Distributed systems, incident management and reliability culture, OpenTelemetry, databases and more. A good mix this week of super technical posts and more people and process focused content.

How do you build a culture of reliability? This post looks at the introduction of a single metric to drive conversations, called a Service Delivery Index.

How best to organise teams for incident management? This post looks at centralised vs distributed structures and the pros and cons of each.

A nice walkthrough of instrumenting an application with OpenTelemetry. The example is in Go, but the introduction does a good example of explaining the fundamentals.

PostgreSQL can be used for a wide range of sometimes surprising database needs. This post explains how to store graph data in Postres.

How do you make the business case for investing in a new tool? Given the current financial situation in many companies, this is likely a more rigorous process today than before.

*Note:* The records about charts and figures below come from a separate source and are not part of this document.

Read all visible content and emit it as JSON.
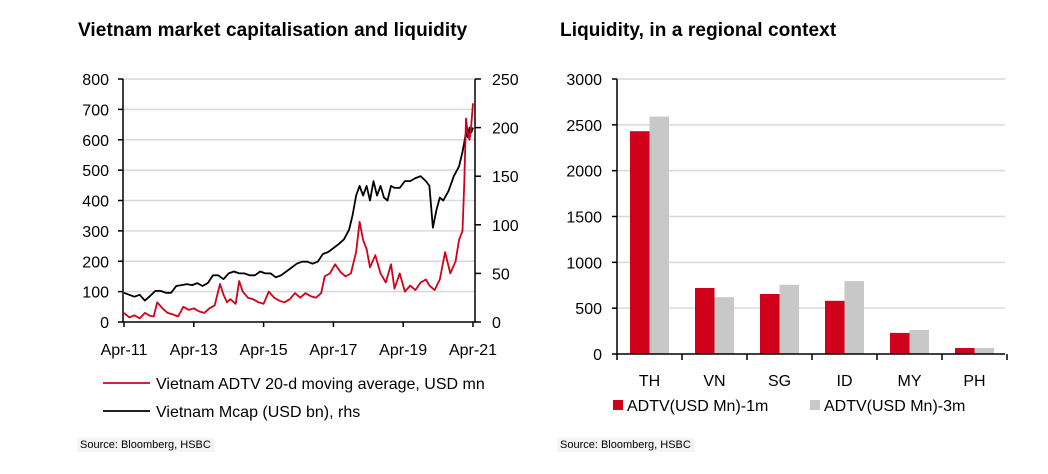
{
  "charts": {
    "left": {
      "title": "Vietnam market capitalisation and liquidity",
      "source": "Source: Bloomberg, HSBC"
    },
    "right": {
      "title": "Liquidity, in a regional context",
      "source": "Source: Bloomberg, HSBC"
    }
  },
  "chart_data": [
    {
      "type": "line",
      "title": "Vietnam market capitalisation and liquidity",
      "xlabel": "",
      "ylabel": "",
      "x_ticks": [
        "Apr-11",
        "Apr-13",
        "Apr-15",
        "Apr-17",
        "Apr-19",
        "Apr-21"
      ],
      "x_range": [
        2011.25,
        2021.25
      ],
      "y_left": {
        "range": [
          0,
          800
        ],
        "ticks": [
          0,
          100,
          200,
          300,
          400,
          500,
          600,
          700,
          800
        ]
      },
      "y_right": {
        "range": [
          0,
          250
        ],
        "ticks": [
          0,
          50,
          100,
          150,
          200,
          250
        ]
      },
      "grid": true,
      "legend_position": "bottom",
      "series": [
        {
          "name": "Vietnam ADTV 20-d moving average, USD mn",
          "axis": "left",
          "color": "#d0021b",
          "x": [
            2011.25,
            2011.4,
            2011.55,
            2011.7,
            2011.85,
            2012.0,
            2012.1,
            2012.2,
            2012.35,
            2012.5,
            2012.65,
            2012.8,
            2012.95,
            2013.1,
            2013.25,
            2013.4,
            2013.55,
            2013.7,
            2013.85,
            2014.0,
            2014.1,
            2014.2,
            2014.3,
            2014.45,
            2014.55,
            2014.65,
            2014.8,
            2014.95,
            2015.1,
            2015.25,
            2015.4,
            2015.55,
            2015.7,
            2015.85,
            2016.0,
            2016.15,
            2016.3,
            2016.45,
            2016.6,
            2016.75,
            2016.9,
            2017.0,
            2017.15,
            2017.3,
            2017.45,
            2017.6,
            2017.75,
            2017.9,
            2018.0,
            2018.1,
            2018.2,
            2018.3,
            2018.45,
            2018.6,
            2018.75,
            2018.9,
            2019.0,
            2019.15,
            2019.3,
            2019.45,
            2019.6,
            2019.75,
            2019.9,
            2020.0,
            2020.15,
            2020.3,
            2020.45,
            2020.6,
            2020.75,
            2020.85,
            2020.95,
            2021.0,
            2021.05,
            2021.1,
            2021.15,
            2021.2,
            2021.25
          ],
          "values": [
            30,
            15,
            22,
            12,
            30,
            20,
            18,
            65,
            45,
            30,
            25,
            18,
            50,
            40,
            45,
            35,
            30,
            45,
            55,
            125,
            90,
            65,
            75,
            60,
            135,
            100,
            80,
            75,
            65,
            60,
            100,
            80,
            70,
            65,
            75,
            95,
            80,
            95,
            85,
            80,
            95,
            150,
            160,
            190,
            165,
            150,
            160,
            230,
            330,
            270,
            240,
            180,
            220,
            160,
            130,
            190,
            110,
            160,
            100,
            120,
            105,
            130,
            140,
            120,
            105,
            140,
            230,
            160,
            200,
            270,
            300,
            460,
            670,
            620,
            600,
            650,
            720
          ]
        },
        {
          "name": "Vietnam Mcap (USD bn), rhs",
          "axis": "right",
          "color": "#000000",
          "x": [
            2011.25,
            2011.4,
            2011.55,
            2011.7,
            2011.85,
            2012.0,
            2012.15,
            2012.3,
            2012.45,
            2012.6,
            2012.75,
            2012.9,
            2013.05,
            2013.2,
            2013.35,
            2013.5,
            2013.65,
            2013.8,
            2013.95,
            2014.1,
            2014.25,
            2014.4,
            2014.55,
            2014.7,
            2014.85,
            2015.0,
            2015.15,
            2015.3,
            2015.45,
            2015.6,
            2015.75,
            2015.9,
            2016.05,
            2016.2,
            2016.35,
            2016.5,
            2016.65,
            2016.8,
            2016.95,
            2017.1,
            2017.25,
            2017.4,
            2017.55,
            2017.7,
            2017.8,
            2017.9,
            2018.0,
            2018.1,
            2018.2,
            2018.3,
            2018.4,
            2018.5,
            2018.6,
            2018.7,
            2018.8,
            2018.9,
            2019.0,
            2019.15,
            2019.3,
            2019.45,
            2019.6,
            2019.75,
            2019.9,
            2020.0,
            2020.1,
            2020.2,
            2020.3,
            2020.4,
            2020.55,
            2020.7,
            2020.85,
            2020.95,
            2021.0,
            2021.05,
            2021.1,
            2021.15,
            2021.2,
            2021.25
          ],
          "values": [
            30,
            28,
            26,
            28,
            22,
            27,
            32,
            32,
            30,
            30,
            37,
            38,
            39,
            38,
            40,
            37,
            40,
            48,
            48,
            44,
            50,
            52,
            50,
            50,
            48,
            48,
            52,
            50,
            50,
            46,
            48,
            52,
            56,
            60,
            62,
            62,
            60,
            62,
            70,
            72,
            76,
            80,
            85,
            95,
            110,
            130,
            140,
            130,
            140,
            125,
            145,
            130,
            140,
            128,
            125,
            140,
            138,
            138,
            145,
            145,
            148,
            150,
            145,
            140,
            97,
            115,
            128,
            125,
            135,
            150,
            160,
            175,
            185,
            195,
            190,
            200,
            195,
            200
          ]
        }
      ]
    },
    {
      "type": "bar",
      "title": "Liquidity, in a regional context",
      "xlabel": "",
      "ylabel": "",
      "categories": [
        "TH",
        "VN",
        "SG",
        "ID",
        "MY",
        "PH"
      ],
      "ylim": [
        0,
        3000
      ],
      "y_ticks": [
        0,
        500,
        1000,
        1500,
        2000,
        2500,
        3000
      ],
      "grid": true,
      "legend_position": "bottom",
      "series": [
        {
          "name": "ADTV(USD Mn)-1m",
          "color": "#d0021b",
          "values": [
            2430,
            720,
            655,
            580,
            230,
            65
          ]
        },
        {
          "name": "ADTV(USD Mn)-3m",
          "color": "#c8c8c8",
          "values": [
            2590,
            620,
            755,
            795,
            262,
            65
          ]
        }
      ]
    }
  ]
}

As your application grows, invariably you run into data management issues. This long post is a good primer on why, starting with ACID and describing the challenges with distributed transactions and multiple datastores.


Travelgrunt is an interesting tool for navigating a Terraform/Terragrunt monorepo. It’s a replacement for cd, providing shell aliases to make moving around much quicker and more intuitive.

Protobom is a new project providing a protobuf description of a SBOM, aiming to facilitate easier conversation between existing SBOM formats.